The soup is naturally low-fat and high-fiber.

You can add other vegetables: zucchini, spinach, green beans, cauliflower.

For extra protein: add beans, lentils, or chickpeas.

For richer flavor: add bay leaf during simmering.

For thicker soup: mash a few potato cubes into the broth.

Tips for Best Results

Cut vegetables uniformly so they cook evenly.

Simmer gently, not hard boil—this preserves nutrients.

Make it ahead: flavor improves after 12–24 hours.

Freeze well for up to 3 months.

Servings
This recipe makes 4 large bowls (or 6 small servings).

Approximate Nutritional Information (per 1 large bowl)

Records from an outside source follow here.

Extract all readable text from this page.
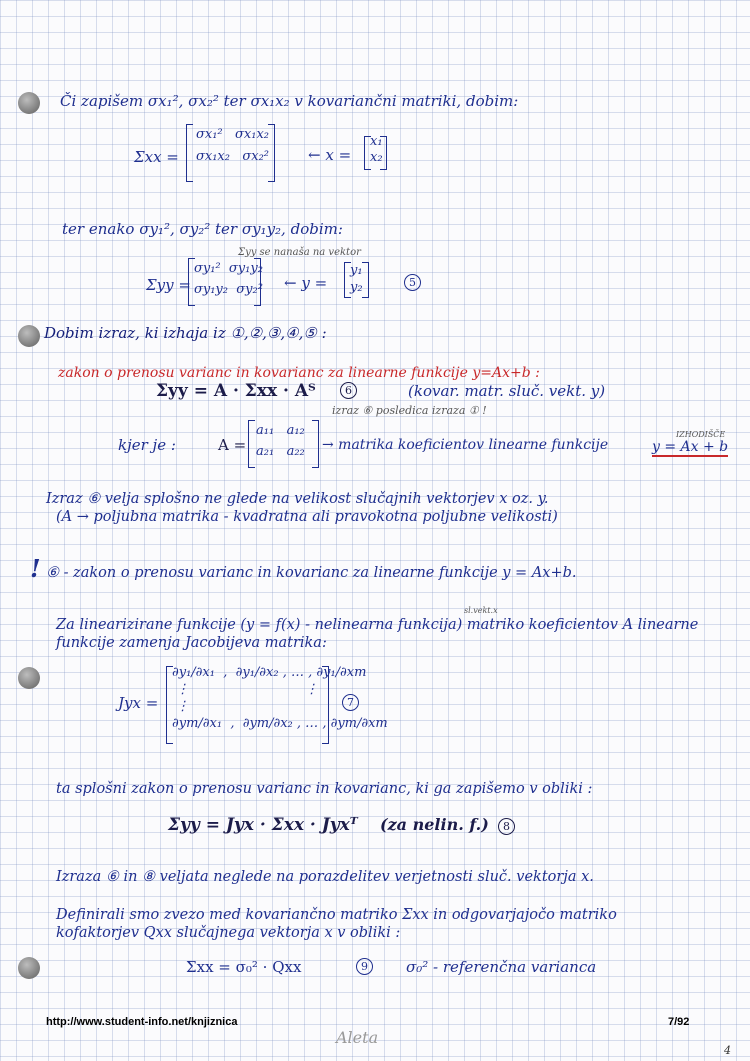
Či zapišem σx₁², σx₂² ter σx₁x₂ v kovariančni matriki, dobim:
Σxx =
σx₁² σx₁x₂
σx₁x₂ σx₂²	← x =
x₁
x₂
ter enako σy₁², σy₂² ter σy₁y₂, dobim:
Σyy se nanaša na vektor
Σyy =
σy₁² σy₁y₂
σy₁y₂ σy₂² ← y =
y₁
y₂	5
Dobim izraz, ki izhaja iz ①,②,③,④,⑤ :
zakon o prenosu varianc in kovarianc za linearne funkcije y=Ax+b :
Σyy = A · Σxx · Aᵀ	6	(kovar. matr. sluč. vekt. y)
izraz ⑥ posledica izraza ① !
kjer je :	A =
a₁₁ a₁₂
a₂₁ a₂₂ → matrika koeficientov linearne funkcije
IZHODIŠČE
y = Ax + b
Izraz ⑥ velja splošno ne glede na velikost slučajnih vektorjev x oz. y.
(A → poljubna matrika - kvadratna ali pravokotna poljubne velikosti)
! ⑥ - zakon o prenosu varianc in kovarianc za linearne funkcije y = Ax+b.
sl.vekt.x
Za linearizirane funkcije (y = f(x) - nelinearna funkcija) matriko koeficientov A linearne
funkcije zamenja Jacobijeva matrika:
Jyx =
∂y₁/∂x₁  ,  ∂y₁/∂x₂ , … , ∂y₁/∂xm
⋮	⋮
⋮
∂ym/∂x₁  ,  ∂ym/∂x₂ , … , ∂ym/∂xm
7
ta splošni zakon o prenosu varianc in kovarianc, ki ga zapišemo v obliki :
Σyy = Jyx · Σxx · Jyxᵀ (za nelin. f.)	8
Izraza ⑥ in ⑧ veljata neglede na porazdelitev verjetnosti sluč. vektorja x.
Definirali smo zvezo med kovariančno matriko Σxx in odgovarjajočo matriko
kofaktorjev Qxx slučajnega vektorja x v obliki :
Σxx = σ₀² · Qxx	9	σ₀² - referenčna varianca
http://www.student-info.net/knjiznica	7/92
Aleta
4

(Values vary depending on exact amounts)

Calories: 110–150

Protein: 3–4 g

Fat: 2–4 g

Carbohydrates: 22–28 g

Fiber: 4–6 g

Sodium: depends on broth used

Potential Benefits of This Soup

Not medical claims—just general nutritional benefits:

1. High fiber
Helps promote satiety and supports stable blood sugar levels as part of balanced eating.

2. Low calorie
Useful for weight-friendly meal planning.

3. Hydrating & nutrient-rich
Vegetables supply vitamins A, C, K, and minerals.

4. Heart-friendly
Low fat and contains potassium-rich vegetables.

Q & A About the Recipe
Q: Is this soup good for people watching their blood sugar?
A: It can be supportive due to its high fiber and low fat content, but potatoes add carbohydrates. Using half potatoes or swapping with cauliflower can make it lower-carb.

Q: Can I add protein?
A: Yes—beans, chicken breast, tofu, or lentils all work.

Q: Can this be made without oil?
A: Absolutely. Simmer all ingredients directly in broth.

Q: Can I blend it?
A: Yes—it becomes a creamy vegetable puree without needing cream.

Q: How long does it last?

A: 4–5 days refrigerated in an airtight container.